Reputation: 3
I am trying to get an output from below dict as a tuple mentioned below-
Input: b = {'a':'1','S1':'OptionA','P1':'100','S2':'', 'P2':'','S3':'OptionB','P3':'80'}
Output : [('OptionA', '100'), ('OptionB', '80')]
i have coded for this like below but i want a shorter method , can anyone please suggest -
import re
b = {'a':'1','S1':'OptionA','P1':'100','S2':'', 'P2':'','S3':'OptionB','P3':'80'}
c =[]
for k,v in b.items():
if k.startswith('S') and v:
for i,j in b.items():
if i.startswith('P') and re.search(r'\d+$', k).group() == re.search(r'\d+$', i).group():
c.append(tuple([v,j]))
print(c)
Upvotes: 0
Views: 140
Reputation: 18697
Maybe with a list comprehension oneliner?
>>> b = {'a':'1','S1':'OptionA','P1':'100','S2':'', 'P2':'','S3':'OptionB','P3':'80'}
>>> [(v, b['P'+k[1:]]) for k,v in b.items() if re.match('^S\d+$',k) and v and 'P'+k[1:] in b]

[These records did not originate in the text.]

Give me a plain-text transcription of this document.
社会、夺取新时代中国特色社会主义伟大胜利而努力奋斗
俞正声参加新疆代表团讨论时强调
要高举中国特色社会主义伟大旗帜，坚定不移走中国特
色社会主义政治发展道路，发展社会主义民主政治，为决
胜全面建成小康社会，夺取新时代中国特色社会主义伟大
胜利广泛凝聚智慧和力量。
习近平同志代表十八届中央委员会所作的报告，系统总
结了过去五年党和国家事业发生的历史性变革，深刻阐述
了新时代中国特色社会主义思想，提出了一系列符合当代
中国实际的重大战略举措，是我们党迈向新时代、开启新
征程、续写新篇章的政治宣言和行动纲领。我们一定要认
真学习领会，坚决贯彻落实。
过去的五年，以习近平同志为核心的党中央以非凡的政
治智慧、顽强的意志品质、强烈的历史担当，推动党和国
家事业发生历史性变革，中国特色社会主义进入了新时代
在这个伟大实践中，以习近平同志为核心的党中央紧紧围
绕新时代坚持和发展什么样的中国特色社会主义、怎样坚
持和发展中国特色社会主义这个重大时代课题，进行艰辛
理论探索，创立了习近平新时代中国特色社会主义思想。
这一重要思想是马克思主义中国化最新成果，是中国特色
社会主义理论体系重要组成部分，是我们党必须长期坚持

[('OptionB', '80'), ('OptionA', '100')]
Only non-empty values for matching S<digits>
are paired with P<digits>
.
Update for the case from comments. If you need to match Stgy1
with Per1
, the list comprehension solution starts to lose its charm and becomes a bit unreadable. If you can't simplify your pairing criteria, the for
loop is probably a cleaner way to go.
>>> b = {'a':'1','Stgy1':'OptionA','Per1':'100','Stgy2':'', 'Per2':'','Stgy3':'OptionB','Per3':'80'}
>>> [(v, w) for s,v in b.items() for p,w in b.items() if s[0]=='S' and p[0]=='P' and v and w and re.search('\d+$',s).group()==re.search('\d+$',p).group()]

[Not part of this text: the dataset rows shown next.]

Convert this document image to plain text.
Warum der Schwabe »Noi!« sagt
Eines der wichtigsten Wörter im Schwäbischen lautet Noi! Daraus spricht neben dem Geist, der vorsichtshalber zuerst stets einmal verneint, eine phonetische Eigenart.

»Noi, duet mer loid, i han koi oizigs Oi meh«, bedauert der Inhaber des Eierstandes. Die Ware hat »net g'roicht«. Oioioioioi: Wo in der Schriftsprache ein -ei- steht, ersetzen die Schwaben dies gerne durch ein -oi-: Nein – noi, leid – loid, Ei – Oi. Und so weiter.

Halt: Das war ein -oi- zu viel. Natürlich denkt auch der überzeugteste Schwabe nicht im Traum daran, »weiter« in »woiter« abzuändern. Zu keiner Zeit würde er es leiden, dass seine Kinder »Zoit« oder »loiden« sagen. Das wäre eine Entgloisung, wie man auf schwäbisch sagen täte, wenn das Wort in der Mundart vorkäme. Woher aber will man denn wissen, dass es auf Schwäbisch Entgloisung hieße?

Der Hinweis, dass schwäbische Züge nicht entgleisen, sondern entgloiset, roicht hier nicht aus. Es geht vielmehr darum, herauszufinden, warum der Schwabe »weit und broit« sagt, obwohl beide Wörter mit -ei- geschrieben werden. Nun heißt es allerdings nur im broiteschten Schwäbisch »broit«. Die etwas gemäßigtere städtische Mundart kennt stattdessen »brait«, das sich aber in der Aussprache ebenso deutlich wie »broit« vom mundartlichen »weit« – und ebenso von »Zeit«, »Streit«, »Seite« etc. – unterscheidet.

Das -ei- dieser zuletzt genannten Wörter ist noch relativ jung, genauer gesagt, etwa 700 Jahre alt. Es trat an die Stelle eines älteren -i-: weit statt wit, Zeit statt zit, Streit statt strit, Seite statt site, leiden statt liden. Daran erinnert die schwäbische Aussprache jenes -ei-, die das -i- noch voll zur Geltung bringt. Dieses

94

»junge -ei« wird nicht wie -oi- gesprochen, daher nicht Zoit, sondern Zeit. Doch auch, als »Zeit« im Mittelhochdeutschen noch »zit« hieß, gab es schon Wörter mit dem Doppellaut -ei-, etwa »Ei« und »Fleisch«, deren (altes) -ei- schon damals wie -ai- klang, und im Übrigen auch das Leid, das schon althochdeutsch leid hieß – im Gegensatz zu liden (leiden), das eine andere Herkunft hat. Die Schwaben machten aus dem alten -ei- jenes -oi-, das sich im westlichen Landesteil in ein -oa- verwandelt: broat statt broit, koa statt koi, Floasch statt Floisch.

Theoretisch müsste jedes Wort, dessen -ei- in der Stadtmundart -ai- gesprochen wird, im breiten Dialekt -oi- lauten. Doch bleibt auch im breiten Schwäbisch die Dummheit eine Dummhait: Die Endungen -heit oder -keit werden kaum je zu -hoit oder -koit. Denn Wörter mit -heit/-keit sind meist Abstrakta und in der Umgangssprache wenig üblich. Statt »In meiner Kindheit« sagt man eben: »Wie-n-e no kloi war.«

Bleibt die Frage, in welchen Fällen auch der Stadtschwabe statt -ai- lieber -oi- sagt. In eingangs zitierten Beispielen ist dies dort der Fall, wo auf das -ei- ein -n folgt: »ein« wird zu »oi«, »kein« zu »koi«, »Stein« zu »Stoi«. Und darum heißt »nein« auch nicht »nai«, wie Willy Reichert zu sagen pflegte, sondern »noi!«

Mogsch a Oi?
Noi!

[('OptionB', '80'), ('OptionA', '100')]
Upvotes: 0
Reputation: 531808
I would just use exception handling to ignore keys that don't fit your pattern:
c = []
for k, v in b.items():
if not k.startswith('S') or not v:
continue
new_key = v
try:
n = int(k[1:])
new_value = b['P%d' % (n,)]
except KeyError, ValueError:
continue
c.append((new_key, new_value))
Having fewer lines doesn't necessarily improve your code.